Thursday, September 29, 2011

The Earth from Afar


What would our planet look like from afar? Would it look the same if it was closer into the Sun or even if it was orbiting a different type of star?
A team of scientists aim to answer these questions with a model.

A network of scientists brought together by NASA form the Virtual Planetary Laboratory (VPL) and their goal is to use computer simulations to test what a habitable planet looks like over time.
The model integrates a number of factors that cause a planet to be habitable such as; geology, atmospheric parameters and its position relative to other astronomical bodies such as its star.
The task is by no means an easy one as the model will need to reflect the complexity observed of Earths system.

The current count of exoplanets is over 600, most of which are large gaseous worlds. There are, however, a number of Earth like candidates and with missions like NASA's Kepler Telescope which is hunting for exoplanets around solar-like stars or NASA's future planned Terrestrial Planet Finder (TPF) mission; the number of potentially habitable worlds is set to rapidly increase (potentially, being the operative word in that sentence).
This, however, still means that these planets will be viewed as point sources. Where dimensions are inferred and any information about atmospheres concerns the whole planet and not individual regions or clouds.
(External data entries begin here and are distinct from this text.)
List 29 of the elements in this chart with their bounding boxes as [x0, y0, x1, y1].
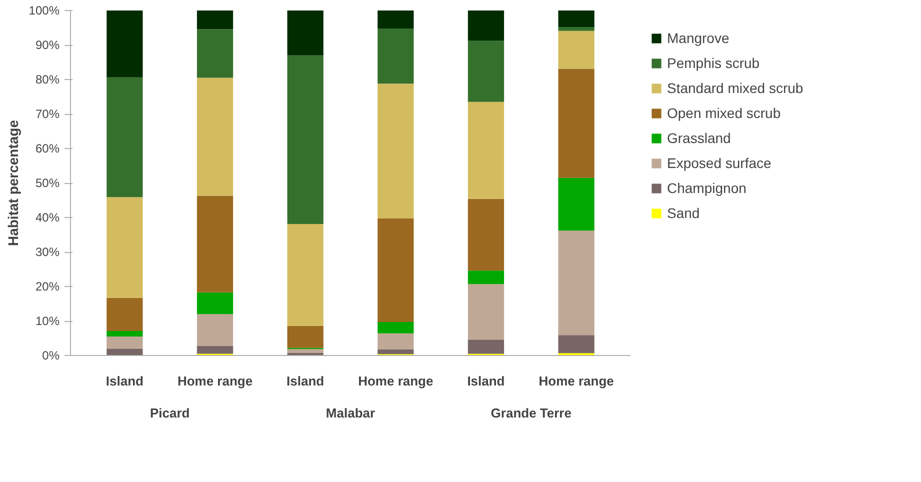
- x-tick-label: Home range: [177, 374, 253, 388]
- y-tick-label: 100%: [28, 4, 60, 18]
- legend-label: Standard mixed scrub: [667, 80, 804, 96]
- y-axis-title: Habitat percentage: [4, 120, 21, 246]
- y-tick-label: 60%: [35, 142, 60, 156]
- y-tick-label: 40%: [35, 210, 60, 224]
- x-tick-label: Home range: [538, 374, 614, 388]
- text: Malabar: [326, 406, 376, 420]
- text: Grande Terre: [490, 406, 572, 420]
- y-tick-label: 20%: [35, 280, 60, 294]
- x-tick-label: Island: [106, 374, 144, 388]
- text: Picard: [150, 406, 190, 420]
- y-tick-label: 90%: [35, 38, 60, 52]
- y-tick-label: 30%: [35, 245, 60, 259]
- y-tick-label: 50%: [35, 176, 60, 190]
- legend-label: Exposed surface: [667, 155, 772, 171]
- legend-label: Open mixed scrub: [667, 105, 781, 121]
- y-tick-label: 70%: [35, 107, 60, 121]
- y-tick-label: 0%: [42, 348, 60, 362]
- legend-label: Grassland: [667, 130, 731, 146]
- y-tick-label: 10%: [35, 314, 60, 328]
- x-tick-label: Home range: [358, 374, 434, 388]
- legend-label: Mangrove: [667, 30, 730, 46]
- x-tick-label: Island: [286, 374, 324, 388]
- legend-label: Sand: [667, 205, 700, 221]
- legend-label: Pemphis scrub: [667, 55, 760, 71]
- legend-label: Champignon: [667, 180, 746, 196]
- y-tick-label: 80%: [35, 72, 60, 86]
- x-tick-label: Island: [467, 374, 505, 388]
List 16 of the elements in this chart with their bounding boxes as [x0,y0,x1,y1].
This is where computer models come in! Observational astronomers will be able to tell you what we can see, be it a signature for water or just an average temperature. Models are then used to determine the possible planetary and atmospheric structure from the data which increasingly requires more complex models with more informational parameters.

The VPL teams model is designed to be a complex model of the Earth as viewed from afar where the atmospheric, and geographical parameters are displayed over the whole planet (in essence it is an extremely pixelated view of the Earth). It also includes a number of changeable astrophysical parameters such as different wavelengths of light, if orbiting a different type of star, and the observation angle, to determine the effect of light off of oceans.
With the collaborative work of a number of teams like this and observations made around the world and from space we may be able to find another Earth.